On quantum mechanics with a magnetic field on R^n and on a torus T^n, and their relation

Abstract: We show in elementary terms the equivalence in a general gauge of a U (1)-gauge theory of a scalar charged particle on a torus T^n = R^n /Λ to the analogous theory on R^n constrained by quasiperiodicity under translations in the lattice Λ. The latter theory provides a global description of the former: the quasiperiodic wavefunctions ψ defined on R^n play the role of sections of the associated hermitean line bundle E on T^n , since also E admits a global description as a quotient. The components of the covariant derivatives corresponding to a constant (necessarily integral) magnetic field B = dA generate a Lie algebra g_Q and together with the periodic functions the algebra of observables O_Q . The non-abelian part of g_Q is a Heisenberg Lie algebra with the electric charge operator Q as the central generator; the corresponding Lie group G_Q acts on the Hilbert space as the translation group up to phase factors. Also the space of sections of E is mapped into itself by g ∈ G_Q . We identify the socalled magnetic translation group as a subgroup of the observables’ group Y_Q . We determine the unitary irreducible representations of O_Q , Y_Q corresponding to integer charges and for each of them an associated orthonormal basis explicitly in configuration space.

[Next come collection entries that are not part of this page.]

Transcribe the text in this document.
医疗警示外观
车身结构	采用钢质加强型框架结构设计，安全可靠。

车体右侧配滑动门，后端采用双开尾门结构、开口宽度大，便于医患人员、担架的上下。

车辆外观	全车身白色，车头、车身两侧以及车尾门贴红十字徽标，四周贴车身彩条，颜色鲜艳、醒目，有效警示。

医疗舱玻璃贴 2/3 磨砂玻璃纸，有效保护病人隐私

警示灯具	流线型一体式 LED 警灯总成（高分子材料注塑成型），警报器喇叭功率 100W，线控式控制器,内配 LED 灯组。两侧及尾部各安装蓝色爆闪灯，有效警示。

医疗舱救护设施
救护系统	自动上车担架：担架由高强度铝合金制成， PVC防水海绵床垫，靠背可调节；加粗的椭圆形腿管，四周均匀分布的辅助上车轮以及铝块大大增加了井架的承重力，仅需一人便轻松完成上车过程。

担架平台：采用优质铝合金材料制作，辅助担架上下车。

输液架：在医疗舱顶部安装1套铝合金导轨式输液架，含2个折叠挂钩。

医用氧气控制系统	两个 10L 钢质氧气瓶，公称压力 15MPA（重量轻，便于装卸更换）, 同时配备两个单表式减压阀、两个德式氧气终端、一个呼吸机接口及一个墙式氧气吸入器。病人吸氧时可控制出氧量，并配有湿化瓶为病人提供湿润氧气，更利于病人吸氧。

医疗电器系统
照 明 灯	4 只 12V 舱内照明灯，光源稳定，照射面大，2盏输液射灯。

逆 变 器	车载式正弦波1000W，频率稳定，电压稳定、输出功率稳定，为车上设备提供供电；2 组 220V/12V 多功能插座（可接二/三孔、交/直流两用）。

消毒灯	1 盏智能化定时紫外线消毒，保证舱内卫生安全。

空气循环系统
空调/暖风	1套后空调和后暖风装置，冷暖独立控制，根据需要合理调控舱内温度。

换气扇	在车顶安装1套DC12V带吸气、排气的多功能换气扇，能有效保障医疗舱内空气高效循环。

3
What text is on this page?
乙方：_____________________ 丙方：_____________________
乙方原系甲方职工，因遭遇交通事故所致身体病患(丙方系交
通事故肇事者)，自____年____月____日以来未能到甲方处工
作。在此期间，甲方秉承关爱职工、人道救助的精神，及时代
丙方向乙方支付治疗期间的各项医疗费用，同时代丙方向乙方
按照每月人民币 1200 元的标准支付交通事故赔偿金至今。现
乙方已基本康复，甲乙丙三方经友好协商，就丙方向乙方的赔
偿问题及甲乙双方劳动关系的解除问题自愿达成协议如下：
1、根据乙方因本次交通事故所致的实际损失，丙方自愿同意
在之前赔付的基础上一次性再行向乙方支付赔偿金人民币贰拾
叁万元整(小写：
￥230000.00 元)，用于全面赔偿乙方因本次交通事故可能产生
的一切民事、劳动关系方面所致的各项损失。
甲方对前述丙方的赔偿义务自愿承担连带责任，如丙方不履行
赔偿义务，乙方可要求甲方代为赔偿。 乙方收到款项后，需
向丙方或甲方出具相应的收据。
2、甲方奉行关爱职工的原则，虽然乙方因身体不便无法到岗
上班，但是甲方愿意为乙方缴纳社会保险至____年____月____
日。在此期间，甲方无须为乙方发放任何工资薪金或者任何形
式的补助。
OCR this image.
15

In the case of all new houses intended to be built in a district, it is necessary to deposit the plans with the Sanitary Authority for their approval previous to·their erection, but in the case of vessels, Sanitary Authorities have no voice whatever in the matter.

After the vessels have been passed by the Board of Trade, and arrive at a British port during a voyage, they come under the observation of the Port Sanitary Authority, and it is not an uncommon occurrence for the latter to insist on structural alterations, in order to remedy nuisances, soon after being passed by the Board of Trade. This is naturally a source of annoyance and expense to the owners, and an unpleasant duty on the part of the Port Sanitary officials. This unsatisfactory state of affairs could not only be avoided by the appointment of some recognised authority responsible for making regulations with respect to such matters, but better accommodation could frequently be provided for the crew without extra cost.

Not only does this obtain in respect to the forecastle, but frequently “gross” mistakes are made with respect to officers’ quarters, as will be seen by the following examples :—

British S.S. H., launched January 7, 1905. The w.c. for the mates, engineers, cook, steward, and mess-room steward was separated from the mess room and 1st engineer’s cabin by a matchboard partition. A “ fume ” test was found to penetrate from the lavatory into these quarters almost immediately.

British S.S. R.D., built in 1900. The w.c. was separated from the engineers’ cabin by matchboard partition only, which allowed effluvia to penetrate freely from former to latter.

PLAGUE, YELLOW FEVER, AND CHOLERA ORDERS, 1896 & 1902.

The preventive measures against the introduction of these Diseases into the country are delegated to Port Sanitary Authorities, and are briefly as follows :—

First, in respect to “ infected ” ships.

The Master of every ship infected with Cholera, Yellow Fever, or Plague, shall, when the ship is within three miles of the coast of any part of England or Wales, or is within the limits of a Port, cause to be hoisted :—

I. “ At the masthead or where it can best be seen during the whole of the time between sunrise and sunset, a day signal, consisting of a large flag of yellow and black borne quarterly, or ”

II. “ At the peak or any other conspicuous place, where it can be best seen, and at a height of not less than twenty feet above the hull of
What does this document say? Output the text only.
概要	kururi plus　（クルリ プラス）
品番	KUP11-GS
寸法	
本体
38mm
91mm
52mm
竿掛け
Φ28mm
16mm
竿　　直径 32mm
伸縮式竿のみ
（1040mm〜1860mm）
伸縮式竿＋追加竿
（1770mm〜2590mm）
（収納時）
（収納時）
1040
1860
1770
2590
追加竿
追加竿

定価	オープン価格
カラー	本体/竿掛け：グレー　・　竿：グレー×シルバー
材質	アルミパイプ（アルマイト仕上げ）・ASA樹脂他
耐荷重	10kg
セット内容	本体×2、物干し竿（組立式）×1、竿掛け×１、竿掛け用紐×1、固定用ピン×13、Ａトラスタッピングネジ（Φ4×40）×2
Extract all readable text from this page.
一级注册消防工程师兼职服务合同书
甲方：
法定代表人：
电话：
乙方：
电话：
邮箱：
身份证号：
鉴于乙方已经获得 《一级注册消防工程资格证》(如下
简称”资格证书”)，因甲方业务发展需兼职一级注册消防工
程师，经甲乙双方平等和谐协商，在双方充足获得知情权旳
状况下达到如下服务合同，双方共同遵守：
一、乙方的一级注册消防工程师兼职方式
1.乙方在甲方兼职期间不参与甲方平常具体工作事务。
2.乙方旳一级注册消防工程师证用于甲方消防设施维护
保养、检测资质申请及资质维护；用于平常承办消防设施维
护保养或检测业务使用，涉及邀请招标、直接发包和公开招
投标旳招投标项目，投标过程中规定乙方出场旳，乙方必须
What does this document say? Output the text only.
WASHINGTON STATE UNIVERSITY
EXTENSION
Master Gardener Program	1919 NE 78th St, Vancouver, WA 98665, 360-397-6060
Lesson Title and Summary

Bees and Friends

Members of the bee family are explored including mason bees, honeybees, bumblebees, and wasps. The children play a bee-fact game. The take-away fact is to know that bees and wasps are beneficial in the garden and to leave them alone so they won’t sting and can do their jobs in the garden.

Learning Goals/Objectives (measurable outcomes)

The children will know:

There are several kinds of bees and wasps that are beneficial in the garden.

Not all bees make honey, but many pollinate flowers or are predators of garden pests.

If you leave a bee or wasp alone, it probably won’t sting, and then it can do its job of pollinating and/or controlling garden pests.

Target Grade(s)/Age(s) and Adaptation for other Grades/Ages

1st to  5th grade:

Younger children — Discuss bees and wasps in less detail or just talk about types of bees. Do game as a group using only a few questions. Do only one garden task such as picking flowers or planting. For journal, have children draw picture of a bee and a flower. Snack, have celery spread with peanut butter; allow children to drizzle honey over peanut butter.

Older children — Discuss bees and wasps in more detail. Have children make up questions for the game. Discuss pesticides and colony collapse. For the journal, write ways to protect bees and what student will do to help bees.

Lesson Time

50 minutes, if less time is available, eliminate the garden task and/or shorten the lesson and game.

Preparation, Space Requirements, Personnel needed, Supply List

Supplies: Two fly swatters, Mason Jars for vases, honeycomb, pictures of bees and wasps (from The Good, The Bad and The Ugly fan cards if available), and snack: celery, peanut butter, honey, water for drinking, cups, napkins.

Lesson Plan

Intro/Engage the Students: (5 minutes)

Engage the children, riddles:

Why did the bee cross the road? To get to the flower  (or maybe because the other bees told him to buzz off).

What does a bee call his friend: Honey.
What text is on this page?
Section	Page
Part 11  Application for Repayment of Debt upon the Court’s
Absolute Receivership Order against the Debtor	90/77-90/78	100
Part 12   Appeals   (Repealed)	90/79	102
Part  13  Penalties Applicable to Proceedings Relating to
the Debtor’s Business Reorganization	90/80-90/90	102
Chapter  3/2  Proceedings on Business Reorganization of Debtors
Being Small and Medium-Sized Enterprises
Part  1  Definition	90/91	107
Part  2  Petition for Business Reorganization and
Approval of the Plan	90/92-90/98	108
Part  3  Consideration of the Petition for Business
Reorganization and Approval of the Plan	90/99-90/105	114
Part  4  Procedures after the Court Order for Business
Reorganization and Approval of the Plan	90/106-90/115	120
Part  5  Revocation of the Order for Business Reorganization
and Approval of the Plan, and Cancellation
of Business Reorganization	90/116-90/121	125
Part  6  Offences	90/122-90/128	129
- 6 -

We also clarify how in the n = 2m case a holomorphic structure and Theta functions arise on the associated complex torus. These results apply equally well to the physics of charged scalar particles on R^n and on T^n in the presence of periodic magnetic field B and scalar potential. They are also necessary preliminary steps for the application to these theories of the deformation procedure induced by Drinfel’d twists.